Sejarah dalam Fiksi


 

Sejarah adalah fakta masa lalu yang terrekam dalam bentuk prasasti, tulisan, gambar, atau tuturan cerita dari mulut ke mulut.

 

‘Bangsa yang besar adalah bangsa yang menghargai sejarahnya’. Karena memang fakta masa lalu tersebut kadangkala mengandung nilai atau norma dari leluhur mereka, yang perlu dipertahankan untuk menjaga kewibawaan sebuah bangsa.

 

Namun, kadangkala sejarah juga ditanggapi salah.

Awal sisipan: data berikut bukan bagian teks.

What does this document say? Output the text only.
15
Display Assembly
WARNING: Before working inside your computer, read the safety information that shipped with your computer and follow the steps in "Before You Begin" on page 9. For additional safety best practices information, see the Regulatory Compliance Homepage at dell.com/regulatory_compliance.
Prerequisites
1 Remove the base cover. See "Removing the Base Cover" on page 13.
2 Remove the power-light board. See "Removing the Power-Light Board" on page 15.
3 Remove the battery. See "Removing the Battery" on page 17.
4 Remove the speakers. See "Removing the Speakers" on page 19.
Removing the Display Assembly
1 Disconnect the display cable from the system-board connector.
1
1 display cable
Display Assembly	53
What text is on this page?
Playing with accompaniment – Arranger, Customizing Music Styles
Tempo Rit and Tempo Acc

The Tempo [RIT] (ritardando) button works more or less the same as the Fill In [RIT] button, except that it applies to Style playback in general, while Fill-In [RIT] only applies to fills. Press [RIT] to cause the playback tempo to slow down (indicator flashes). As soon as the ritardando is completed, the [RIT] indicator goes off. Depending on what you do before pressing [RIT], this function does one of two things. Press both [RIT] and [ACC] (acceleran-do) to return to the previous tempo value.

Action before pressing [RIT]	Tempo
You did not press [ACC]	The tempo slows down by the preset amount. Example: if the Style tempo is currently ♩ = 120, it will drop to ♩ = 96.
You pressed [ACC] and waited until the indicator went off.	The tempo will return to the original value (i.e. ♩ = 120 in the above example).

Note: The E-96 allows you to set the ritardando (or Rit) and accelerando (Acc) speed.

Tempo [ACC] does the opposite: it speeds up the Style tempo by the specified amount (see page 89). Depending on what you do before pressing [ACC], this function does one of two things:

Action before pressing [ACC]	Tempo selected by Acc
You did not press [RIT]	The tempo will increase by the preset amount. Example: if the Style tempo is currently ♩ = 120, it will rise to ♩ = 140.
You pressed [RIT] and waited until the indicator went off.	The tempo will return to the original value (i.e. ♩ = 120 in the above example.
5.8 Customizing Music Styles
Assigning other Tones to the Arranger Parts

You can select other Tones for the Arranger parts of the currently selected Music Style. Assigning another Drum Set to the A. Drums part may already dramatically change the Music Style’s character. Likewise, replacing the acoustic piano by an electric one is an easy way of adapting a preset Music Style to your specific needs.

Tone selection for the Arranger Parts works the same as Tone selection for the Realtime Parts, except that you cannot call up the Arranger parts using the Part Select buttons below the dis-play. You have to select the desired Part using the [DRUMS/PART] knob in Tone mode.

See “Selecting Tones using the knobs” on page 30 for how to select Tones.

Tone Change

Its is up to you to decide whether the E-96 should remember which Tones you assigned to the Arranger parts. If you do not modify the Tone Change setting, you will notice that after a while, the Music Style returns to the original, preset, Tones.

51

Dianggap semua kejadian masa lalu itu, tanpa pertimbangan logis, dijadikan acuan untuk bertindak di masa kini. Padahal itu bisa saja hanya mitos, yang diwariskan secara turun temurun.

 

Contohnya adalah mitos yang beredar di sebagian orang Sunda yang menganggap tidak baik kalau menikah dengan orang Jawa. Mitos ini tentu diwariskan dari leluhur secara turun temurun sebagaimana ‘pamali-pamali’ lainnya.

 

Saya mengetahui mitos ini setelah membaca Pentalogi Kisah Gajah Mada karya Langit Kresna Hariadi (LKH). Saya menikmati novel Gajah Mada ini, dan sejak membaca novel ini pula saya baru tahu ada genre Fiksi Sejarah dalam pembagian cerita fiksi.

 

Tentu sebelumnya saya mendapat gambaran profil Gajah Mada dalam pelajaran sejarah di sekolah. Bagaimana dia, seorang Mahapatih kerajaan Majapahit, yang sukses mempersatukan kerajaan-kerajaan di Nusantara dengan sumpah Palapanya. Kekaguman saya terhadap sosok Gajah Mada ini semakin kuat selama menikmati kisahnya yang ditulis LKH, tetapi sampai buku ketiga.

 

Nah, di buku keempat yang berjudul ‘Gajah Mada, Sanga Turangga Paksowani’ saya agak tertegun. Terutama memasuki pertengahan buku. Kesan saya terhadap Gajah Mada mulai negatif. Terutama karena dia memaksakan Kerajaan Sunda Galuh untuk tunduk menjadi ‘bawahan’ Majapahit, untuk menyempurnakan sumpah Palapanya. Walaupun orang-orang terkemuka di kerajaan Majapahit menasihatinya dan memberitahukannya, bahwa leluhur penguasa Majapahit dengan leluhur penguasa Sunda Galuh masih ada ikatan darah, Gajah Mada ‘keukeuh’ dengan tekadnya.

 

Sampai kemudian kisah berlanjut ke peristiwa ‘pembantaian’ di Bubat, dan saat saya menamatkan buku keempat tersebut, tamat juga kesan kagum saya terhadap Gajah Mada. Bagaimana bisa seorang Mahapatih yang penuh wibawa bisa dikadalin bawahannya.

 

Peristiwa pembantaian di Bubat yang kemudian dikenal dengan Perang Bubat ini, yang terjadi di tahun 1357, kemudian menumbuhkan dendam di dalam hati orang Sunda, yang kemudian menjadi mitos yang diturunkan ke anak cucu mereka.

 

Penasaran dengan peristiwa Perang Bubat saya pun menjelajah di google dan menemukan di beberapa website diskusi yang cuku ramai, karena tentu ada pro-kontra siapa yang bersalah menjadi pencetus Perang Bubat.

 

Kepenasaran itu juga yang mengantarkan saya kemudian menemukan dua novel yang menjadikan Perang Bubat sebagai latar belakangnya. Novel pertama berjudul ‘Perang Bubat, Tragedi di Balik Kisah Cinta Gajah Mada dan Dyah Pitaloka’ karya Aan Merdeka Permana, dan novel kedua berjudul ‘Niskala, Gajah Mada Musuhku’ karangan Hermawan Aksan. Tentu kedua novel ini pun masuk kategori Fiksi Sejarah.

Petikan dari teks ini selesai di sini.